The new mechanism will take effect from April 1, 2024. Stakeholders can comment on the draft by June.
According to the draft, the new valuation methods include the Multi-Company Comparison Method, the Probabilistically Weighted Expected Return Method, the Options Pricing Method, the Milestone Analysis Method, and the Expense Method. replacement fee. These methods will differ from the two existing methods — Discounted Cash Flow (DCF) and Net Asset Value (NAV). The department has said that the Merchant Banker’s valuation report will be accepted.
Explainer BL. Decipher the tax angel mess
It is also proposed that a valuation report prepared by a commercial banker for the purposes of this rule be accepted if it is dated no more than 90 days prior to the issue date of the shares, which is subject to determination. price.

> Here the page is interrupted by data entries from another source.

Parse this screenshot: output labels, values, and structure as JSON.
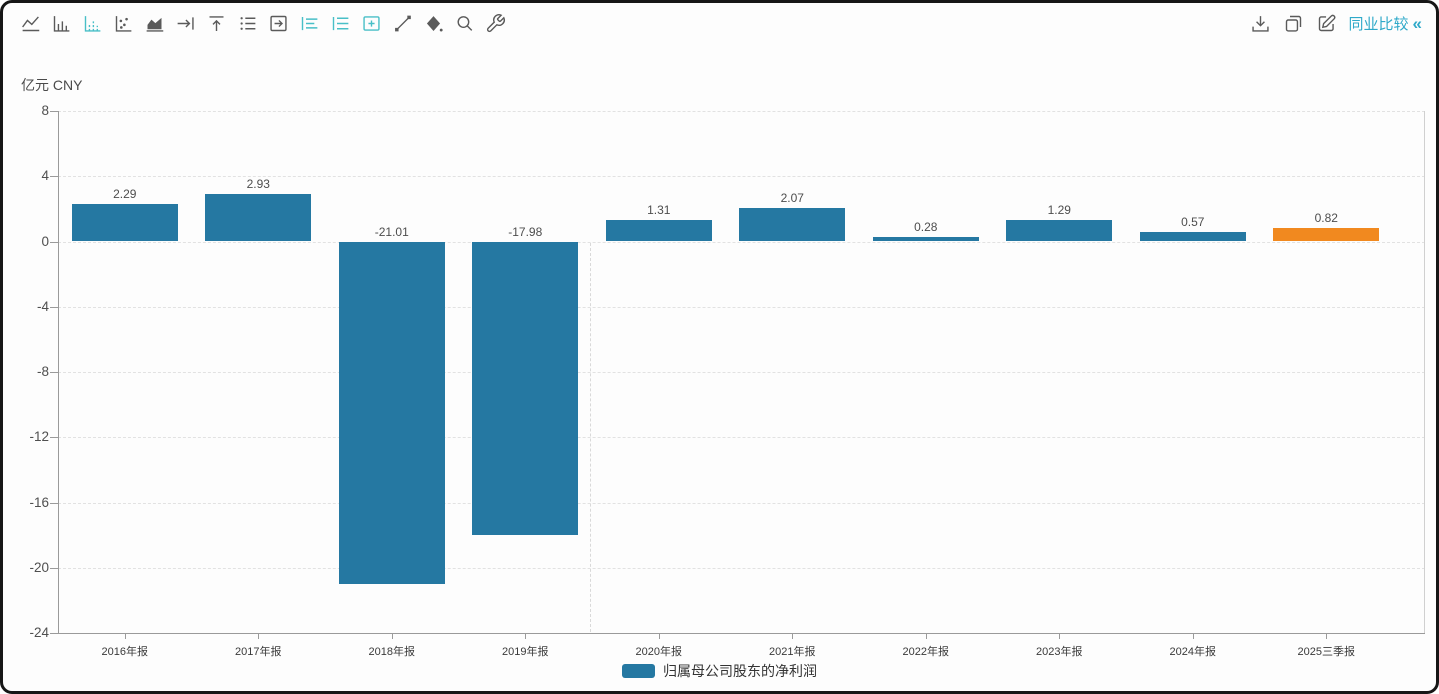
{
  "toolbar": {
    "left_icons": [
      {
        "name": "line-chart-icon",
        "active": false
      },
      {
        "name": "bar-chart-icon",
        "active": false
      },
      {
        "name": "bar-chart-dashed-icon",
        "active": true
      },
      {
        "name": "scatter-chart-icon",
        "active": false
      },
      {
        "name": "area-chart-icon",
        "active": false
      },
      {
        "name": "arrow-right-to-line-icon",
        "active": false
      },
      {
        "name": "arrow-up-to-line-icon",
        "active": false
      },
      {
        "name": "list-settings-icon",
        "active": false
      },
      {
        "name": "arrow-right-box-icon",
        "active": false
      },
      {
        "name": "align-left-list-icon",
        "active": true
      },
      {
        "name": "align-left-list-alt-icon",
        "active": true
      },
      {
        "name": "plus-box-icon",
        "active": true
      },
      {
        "name": "draw-line-icon",
        "active": false
      },
      {
        "name": "fill-color-icon",
        "active": false
      },
      {
        "name": "zoom-search-icon",
        "active": false
      },
      {
        "name": "wrench-icon",
        "active": false
      }
    ],
    "right_icons": [
      {
        "name": "download-icon"
      },
      {
        "name": "copy-icon"
      },
      {
        "name": "edit-icon"
      }
    ],
    "compare_label": "同业比较",
    "collapse_glyph": "«"
  },
  "chart_data": {
    "type": "bar",
    "title": "",
    "unit_label": "亿元 CNY",
    "categories": [
      "2016年报",
      "2017年报",
      "2018年报",
      "2019年报",
      "2020年报",
      "2021年报",
      "2022年报",
      "2023年报",
      "2024年报",
      "2025三季报"
    ],
    "series": [
      {
        "name": "归属母公司股东的净利润",
        "values": [
          2.29,
          2.93,
          -21.01,
          -17.98,
          1.31,
          2.07,
          0.28,
          1.29,
          0.57,
          0.82
        ]
      }
    ],
    "highlight_index": 9,
    "ylim": [
      -24,
      8
    ],
    "yticks": [
      8,
      4,
      0,
      -4,
      -8,
      -12,
      -16,
      -20,
      -24
    ],
    "grid": "horizontal-dashed",
    "legend": {
      "label": "归属母公司股东的净利润",
      "position": "bottom-center"
    },
    "colors": {
      "bar": "#2578a2",
      "highlight": "#f1891f",
      "grid": "#e2e2e2",
      "axis": "#9a9a9a",
      "value_label": "#4d4d4d",
      "tick_text": "#4f4f4f",
      "accent": "#2fa9c9",
      "icon_active": "#48bfc7",
      "icon": "#5a5a5a"
    }
  }
}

Angel tax (income tax at 30.6 percent) is charged when an unlisted company issues shares to investors at a price above fair market value. Previously, it was only applicable to investments made by a resident investor. But Budget 2023-24 proposed extending the angel tax even to non-resident investors.

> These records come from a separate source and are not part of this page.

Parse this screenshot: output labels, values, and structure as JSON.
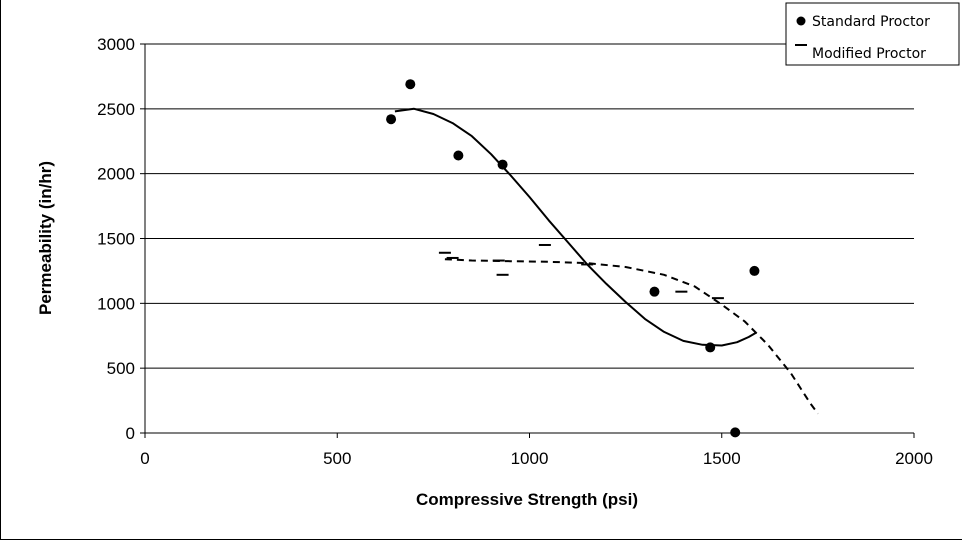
{
  "chart_data": {
    "type": "scatter",
    "title": "",
    "xlabel": "Compressive Strength (psi)",
    "ylabel": "Permeability (in/hr)",
    "xlim": [
      0,
      2000
    ],
    "ylim": [
      0,
      3000
    ],
    "x_ticks": [
      "0",
      "500",
      "1000",
      "1500",
      "2000"
    ],
    "y_ticks": [
      "0",
      "500",
      "1000",
      "1500",
      "2000",
      "2500",
      "3000"
    ],
    "grid": "horizontal",
    "legend_position": "top-right",
    "series": [
      {
        "name": "Standard Proctor",
        "marker": "circle",
        "color": "#000000",
        "points": [
          {
            "x": 640,
            "y": 2420
          },
          {
            "x": 690,
            "y": 2690
          },
          {
            "x": 815,
            "y": 2140
          },
          {
            "x": 930,
            "y": 2070
          },
          {
            "x": 1325,
            "y": 1090
          },
          {
            "x": 1470,
            "y": 660
          },
          {
            "x": 1535,
            "y": 5
          },
          {
            "x": 1585,
            "y": 1250
          }
        ],
        "trendline": {
          "style": "solid",
          "points": [
            {
              "x": 650,
              "y": 2480
            },
            {
              "x": 700,
              "y": 2500
            },
            {
              "x": 750,
              "y": 2460
            },
            {
              "x": 800,
              "y": 2390
            },
            {
              "x": 850,
              "y": 2290
            },
            {
              "x": 900,
              "y": 2150
            },
            {
              "x": 950,
              "y": 1990
            },
            {
              "x": 1000,
              "y": 1820
            },
            {
              "x": 1050,
              "y": 1640
            },
            {
              "x": 1100,
              "y": 1470
            },
            {
              "x": 1150,
              "y": 1300
            },
            {
              "x": 1200,
              "y": 1150
            },
            {
              "x": 1250,
              "y": 1010
            },
            {
              "x": 1300,
              "y": 880
            },
            {
              "x": 1350,
              "y": 780
            },
            {
              "x": 1400,
              "y": 710
            },
            {
              "x": 1450,
              "y": 680
            },
            {
              "x": 1500,
              "y": 675
            },
            {
              "x": 1540,
              "y": 700
            },
            {
              "x": 1570,
              "y": 740
            },
            {
              "x": 1590,
              "y": 775
            }
          ]
        }
      },
      {
        "name": "Modified Proctor",
        "marker": "dash",
        "color": "#000000",
        "points": [
          {
            "x": 780,
            "y": 1390
          },
          {
            "x": 800,
            "y": 1350
          },
          {
            "x": 920,
            "y": 1330
          },
          {
            "x": 930,
            "y": 1220
          },
          {
            "x": 1040,
            "y": 1450
          },
          {
            "x": 1150,
            "y": 1300
          },
          {
            "x": 1395,
            "y": 1090
          },
          {
            "x": 1490,
            "y": 1040
          }
        ],
        "trendline": {
          "style": "dashed",
          "points": [
            {
              "x": 780,
              "y": 1340
            },
            {
              "x": 850,
              "y": 1330
            },
            {
              "x": 950,
              "y": 1325
            },
            {
              "x": 1050,
              "y": 1320
            },
            {
              "x": 1150,
              "y": 1310
            },
            {
              "x": 1250,
              "y": 1280
            },
            {
              "x": 1350,
              "y": 1220
            },
            {
              "x": 1430,
              "y": 1130
            },
            {
              "x": 1500,
              "y": 990
            },
            {
              "x": 1560,
              "y": 860
            },
            {
              "x": 1620,
              "y": 680
            },
            {
              "x": 1680,
              "y": 460
            },
            {
              "x": 1730,
              "y": 230
            },
            {
              "x": 1750,
              "y": 150
            }
          ]
        }
      }
    ]
  }
}
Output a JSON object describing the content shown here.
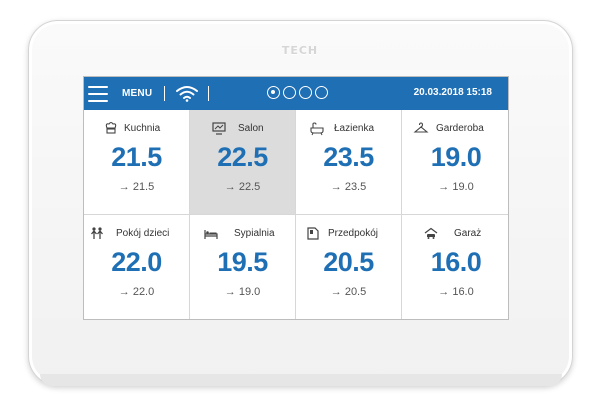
{
  "device": {
    "brand": "TECH"
  },
  "topbar": {
    "menu_label": "MENU",
    "datetime": "20.03.2018 15:18",
    "page_dots": 4,
    "active_page": 1
  },
  "colors": {
    "accent": "#1f6fb5",
    "selected_tile": "#dcdcdc"
  },
  "zones": [
    {
      "name": "Kuchnia",
      "icon": "kitchen-icon",
      "temp": "21.5",
      "setpoint": "→ 21.5",
      "selected": false
    },
    {
      "name": "Salon",
      "icon": "tv-icon",
      "temp": "22.5",
      "setpoint": "→ 22.5",
      "selected": true
    },
    {
      "name": "Łazienka",
      "icon": "bathtub-icon",
      "temp": "23.5",
      "setpoint": "→ 23.5",
      "selected": false
    },
    {
      "name": "Garderoba",
      "icon": "hanger-icon",
      "temp": "19.0",
      "setpoint": "→ 19.0",
      "selected": false
    },
    {
      "name": "Pokój dzieci",
      "icon": "children-icon",
      "temp": "22.0",
      "setpoint": "→ 22.0",
      "selected": false
    },
    {
      "name": "Sypialnia",
      "icon": "bed-icon",
      "temp": "19.5",
      "setpoint": "→ 19.0",
      "selected": false
    },
    {
      "name": "Przedpokój",
      "icon": "hallway-icon",
      "temp": "20.5",
      "setpoint": "→ 20.5",
      "selected": false
    },
    {
      "name": "Garaż",
      "icon": "car-icon",
      "temp": "16.0",
      "setpoint": "→ 16.0",
      "selected": false
    }
  ]
}
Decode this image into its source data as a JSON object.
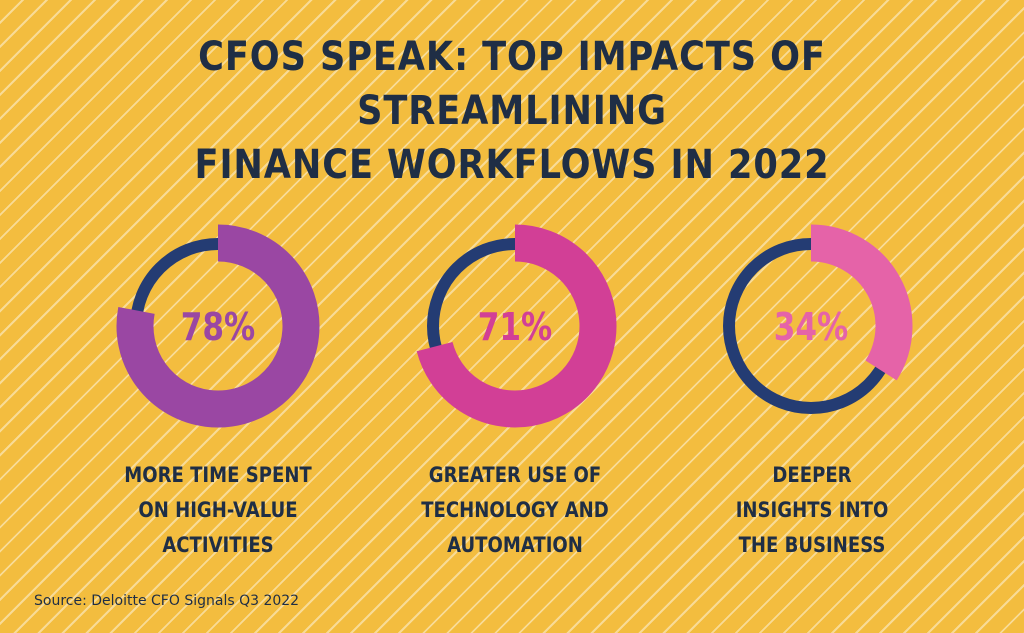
{
  "title": {
    "line1": "CFOS SPEAK: TOP IMPACTS OF STREAMLINING",
    "line2": "FINANCE WORKFLOWS IN 2022"
  },
  "source": "Source: Deloitte CFO Signals Q3 2022",
  "colors": {
    "background": "#f3bd3f",
    "text": "#1f2e45",
    "track": "#243c73"
  },
  "chart_data": [
    {
      "type": "pie",
      "values": [
        78
      ],
      "value_label": "78%",
      "caption": [
        "MORE TIME SPENT",
        "ON HIGH-VALUE",
        "ACTIVITIES"
      ],
      "color": "#9a47a3"
    },
    {
      "type": "pie",
      "values": [
        71
      ],
      "value_label": "71%",
      "caption": [
        "GREATER USE OF",
        "TECHNOLOGY AND",
        "AUTOMATION"
      ],
      "color": "#d23f96"
    },
    {
      "type": "pie",
      "values": [
        34
      ],
      "value_label": "34%",
      "caption": [
        "DEEPER",
        "INSIGHTS INTO",
        "THE BUSINESS"
      ],
      "color": "#e563a8"
    }
  ]
}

The draft also proposes that in case the startup receives consideration from investors who are residents as well as non-residents, the fair market value for unlisted shares will be calculated according to the formula, that is (AL)x [PV/PE].

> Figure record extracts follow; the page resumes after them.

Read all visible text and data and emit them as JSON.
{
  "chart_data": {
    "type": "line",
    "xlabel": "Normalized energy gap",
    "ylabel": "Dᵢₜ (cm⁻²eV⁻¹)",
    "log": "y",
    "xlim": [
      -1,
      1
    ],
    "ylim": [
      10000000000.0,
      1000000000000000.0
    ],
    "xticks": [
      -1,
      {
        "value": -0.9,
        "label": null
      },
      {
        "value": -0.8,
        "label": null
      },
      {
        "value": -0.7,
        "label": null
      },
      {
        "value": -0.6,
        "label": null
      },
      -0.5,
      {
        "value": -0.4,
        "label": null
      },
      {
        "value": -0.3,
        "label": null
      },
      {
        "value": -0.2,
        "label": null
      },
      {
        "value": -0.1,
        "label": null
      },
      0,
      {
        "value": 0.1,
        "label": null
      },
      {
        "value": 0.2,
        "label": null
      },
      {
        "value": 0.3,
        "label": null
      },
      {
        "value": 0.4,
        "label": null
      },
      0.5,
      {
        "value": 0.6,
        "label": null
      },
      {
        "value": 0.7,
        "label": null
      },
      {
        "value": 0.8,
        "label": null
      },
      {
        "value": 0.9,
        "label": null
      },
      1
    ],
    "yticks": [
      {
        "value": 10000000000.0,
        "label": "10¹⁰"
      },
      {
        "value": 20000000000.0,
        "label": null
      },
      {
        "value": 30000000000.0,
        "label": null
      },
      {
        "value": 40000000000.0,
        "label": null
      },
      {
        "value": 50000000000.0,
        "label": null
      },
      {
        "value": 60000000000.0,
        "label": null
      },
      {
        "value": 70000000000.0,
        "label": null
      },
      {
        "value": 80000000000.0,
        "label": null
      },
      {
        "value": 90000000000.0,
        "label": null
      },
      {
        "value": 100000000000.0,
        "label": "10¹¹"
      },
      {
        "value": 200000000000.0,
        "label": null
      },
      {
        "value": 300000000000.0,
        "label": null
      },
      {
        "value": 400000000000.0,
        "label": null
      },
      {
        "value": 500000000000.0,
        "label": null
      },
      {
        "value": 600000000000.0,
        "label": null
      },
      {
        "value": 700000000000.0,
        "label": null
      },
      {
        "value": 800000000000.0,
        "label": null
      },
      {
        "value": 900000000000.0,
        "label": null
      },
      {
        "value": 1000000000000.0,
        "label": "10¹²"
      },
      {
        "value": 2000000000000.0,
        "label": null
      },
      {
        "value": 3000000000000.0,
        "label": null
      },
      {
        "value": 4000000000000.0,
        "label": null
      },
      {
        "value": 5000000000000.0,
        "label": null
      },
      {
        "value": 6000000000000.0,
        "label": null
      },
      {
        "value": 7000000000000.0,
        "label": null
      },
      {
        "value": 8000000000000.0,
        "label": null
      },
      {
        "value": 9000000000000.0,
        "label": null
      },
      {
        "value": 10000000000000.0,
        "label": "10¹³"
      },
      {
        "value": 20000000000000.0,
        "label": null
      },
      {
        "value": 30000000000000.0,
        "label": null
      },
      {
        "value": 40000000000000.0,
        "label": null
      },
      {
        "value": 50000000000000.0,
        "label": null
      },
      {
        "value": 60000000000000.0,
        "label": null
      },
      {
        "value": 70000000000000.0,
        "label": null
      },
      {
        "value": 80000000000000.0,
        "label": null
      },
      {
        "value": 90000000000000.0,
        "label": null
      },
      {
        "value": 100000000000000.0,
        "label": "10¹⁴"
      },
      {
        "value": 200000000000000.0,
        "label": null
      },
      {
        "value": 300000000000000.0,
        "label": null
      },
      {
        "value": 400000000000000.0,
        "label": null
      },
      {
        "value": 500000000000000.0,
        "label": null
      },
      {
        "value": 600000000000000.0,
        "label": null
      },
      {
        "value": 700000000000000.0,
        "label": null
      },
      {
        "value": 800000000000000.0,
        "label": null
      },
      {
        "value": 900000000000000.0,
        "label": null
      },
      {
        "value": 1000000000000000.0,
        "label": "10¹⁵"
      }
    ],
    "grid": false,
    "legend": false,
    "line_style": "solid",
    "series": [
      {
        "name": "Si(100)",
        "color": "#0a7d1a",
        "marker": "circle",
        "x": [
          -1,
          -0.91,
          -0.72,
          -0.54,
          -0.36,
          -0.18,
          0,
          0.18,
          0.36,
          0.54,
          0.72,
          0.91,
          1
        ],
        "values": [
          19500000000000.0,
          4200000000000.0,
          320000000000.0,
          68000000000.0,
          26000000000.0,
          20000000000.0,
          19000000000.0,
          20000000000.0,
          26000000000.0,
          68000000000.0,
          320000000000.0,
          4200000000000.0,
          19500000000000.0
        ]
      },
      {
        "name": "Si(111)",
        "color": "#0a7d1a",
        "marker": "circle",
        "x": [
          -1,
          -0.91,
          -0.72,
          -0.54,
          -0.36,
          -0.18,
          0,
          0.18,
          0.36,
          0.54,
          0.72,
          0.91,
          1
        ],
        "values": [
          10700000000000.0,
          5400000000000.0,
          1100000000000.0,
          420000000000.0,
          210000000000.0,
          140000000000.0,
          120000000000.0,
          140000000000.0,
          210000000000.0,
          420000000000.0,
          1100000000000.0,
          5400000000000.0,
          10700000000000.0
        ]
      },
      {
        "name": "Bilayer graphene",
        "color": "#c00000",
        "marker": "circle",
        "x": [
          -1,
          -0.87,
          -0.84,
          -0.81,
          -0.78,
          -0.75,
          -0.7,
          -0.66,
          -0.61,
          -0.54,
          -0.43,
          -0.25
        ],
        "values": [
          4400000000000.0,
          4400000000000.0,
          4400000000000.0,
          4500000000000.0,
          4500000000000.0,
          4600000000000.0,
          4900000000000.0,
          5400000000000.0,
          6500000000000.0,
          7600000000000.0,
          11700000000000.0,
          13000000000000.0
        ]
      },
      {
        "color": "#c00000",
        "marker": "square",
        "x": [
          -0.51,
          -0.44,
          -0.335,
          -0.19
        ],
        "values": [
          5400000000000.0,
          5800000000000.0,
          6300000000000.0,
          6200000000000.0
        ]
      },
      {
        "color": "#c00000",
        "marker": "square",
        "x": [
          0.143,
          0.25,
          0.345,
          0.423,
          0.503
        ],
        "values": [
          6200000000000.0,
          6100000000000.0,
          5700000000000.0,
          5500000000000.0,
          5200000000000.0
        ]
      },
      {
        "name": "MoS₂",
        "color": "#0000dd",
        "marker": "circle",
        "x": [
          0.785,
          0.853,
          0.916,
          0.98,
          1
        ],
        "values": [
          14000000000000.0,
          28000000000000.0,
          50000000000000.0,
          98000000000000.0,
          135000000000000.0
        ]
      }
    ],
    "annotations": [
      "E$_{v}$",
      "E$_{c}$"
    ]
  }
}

Here, A is the book value of the assets on the balance sheet reduced by any tax paid either as deductions or collection at source or as advance tax reduced by the amount of tax claimed for a refund under the Income Tax Act and any amount shown in the balance sheet as an asset including the amount of unallocated deferred expense that does not represent the value of of any asset L refers to the book value of the liabilities shown in the balance sheet. PE means the total amount of equity paid out and PV is the paid value of those equity shares.
On Wednesday, the government issued two notices stipulating a list of entities from designated countries to be exempted. These organizations include the government and government-related investors such as central banks, sovereign wealth funds, international or multilateral institutions or agencies including government-controlled entities. control with 75% or more equity. In addition to these banks or insurance companies, institutions registered with the Securities and Exchange Commission of India as Class I foreign portfolio investors, endowments affiliated with University, hospital or charities and pension funds will be exempt.
Another type of exempt entity is broad-based pooled investment vehicles or funds with more than 50 investors and the fund is not a hedge fund or a fund that employs diversified trading strategies, or complicated.
Exempt entities need to be incorporated in any of the 21 designated countries – Australia, Austria, Belgium, Canada, Czech Republic, Denmark, Finland, France, Germany, Iceland, Israel, Italy, Japan, Korea, New Zealand, Norway, Russia, Spain, Sweden, UK and USA.
By another announcement, the Department has revised its 2019 notification mechanism to facilitate exemptions for DPIIT (Department of Internal Trade and Investment Promotion) – recognized startups from tax regulation. new angel.
Commenting on the draft, Amit Agrawal, Partner of Nangia Anderson said: “These amendments are likely to instill confidence in foreign investors, reassuring them of India’s commitment to creating a investor-friendly ecosystem. Harmonization of pricing rules with internationally accepted valuation methods indicates the alignment of India’s tax pricing rules with global best practices in tax frameworks and regulations.
“New valuation methods have the potential to bridge the gap between the valuation rules outlined in the FEMA regulations and the Income Tax Rule. Implementing consistent pricing standards can improve transparency and reduce ambiguity, ultimately facilitating smoother cross-border transactions,” he said.